Таким образом, политический выбор Александра Ярославича был обусловлен не «трусостью», как писал когда-то маркиз де Кюстин, и не «деспотической психологией» русского князя, как тщится утверждать ныне Ю.Н. Афанасьев. Политический выбор Невского, доказывает Г.В. Вернадский, прежде всего основывался на очень точном знании князем современной ему международной обстановки и не менее точной, трезвой оценке своих собственных сил. Но и не только.

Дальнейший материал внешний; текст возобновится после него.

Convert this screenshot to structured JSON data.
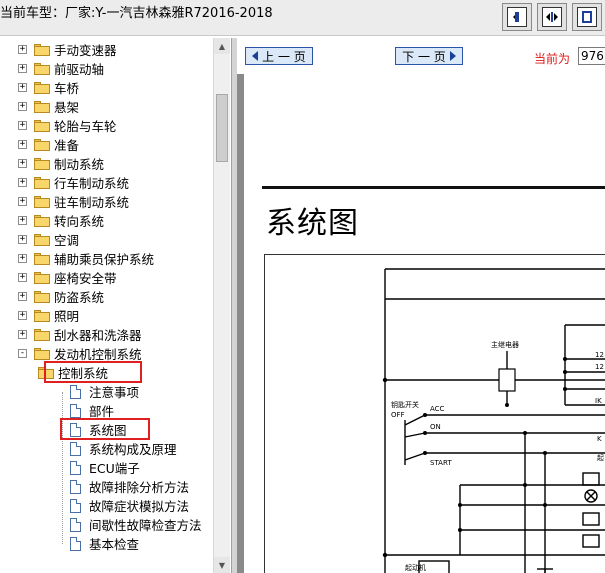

Главным, что определило выбор Невского, было глубочайшее осознание князем корневой страшной сути агрессии с Запада. Осознание того, что походы крестоносцев против Руси – это не просто межгосударственный конфликт, но война Церквей, или, как сказали бы теперь, война идеологий. Война католического Рима против православия – основного духовного оплота русского народа, живительного стержня его национального самосознания и культуры. Лишившись этого стержня, знал князь, Русь навсегда уйдет в историческое небытие. Точно так же, как наверняка знал он и другое. Знал, например, о том, пишет Г.В. Вернадский, что «основным принципом Монгольской державы была именно широкая веротерпимость, или даже более – покровительство всем религиям. Первые монгольские ханы, которые создали мировую монгольскую империю, состояли преимущественно из буддистов и христиан (несториан). Именно отсюда проистекает то принципиально сочувственное отношение ко всякой религиозно-церковной организации, которое составляет такую характерную черту монгольской политики и которое удержалось потом в значительной степени даже в мусульманской Золотой Орде… Гениальным чутьем Александр понял, что в его историческую эпоху основная опасность для православия грозит именно с Запада, а не с Востока, от латинства, а не от монгольства. Монголы несли рабство телу, а не душе. Латинство грозило исказить самое душу»[7]. Или, говоря другими словами, восточные завоеватели хотя и пленили государство Русь политически, но не уничтожали его национально-религиозной самобытности.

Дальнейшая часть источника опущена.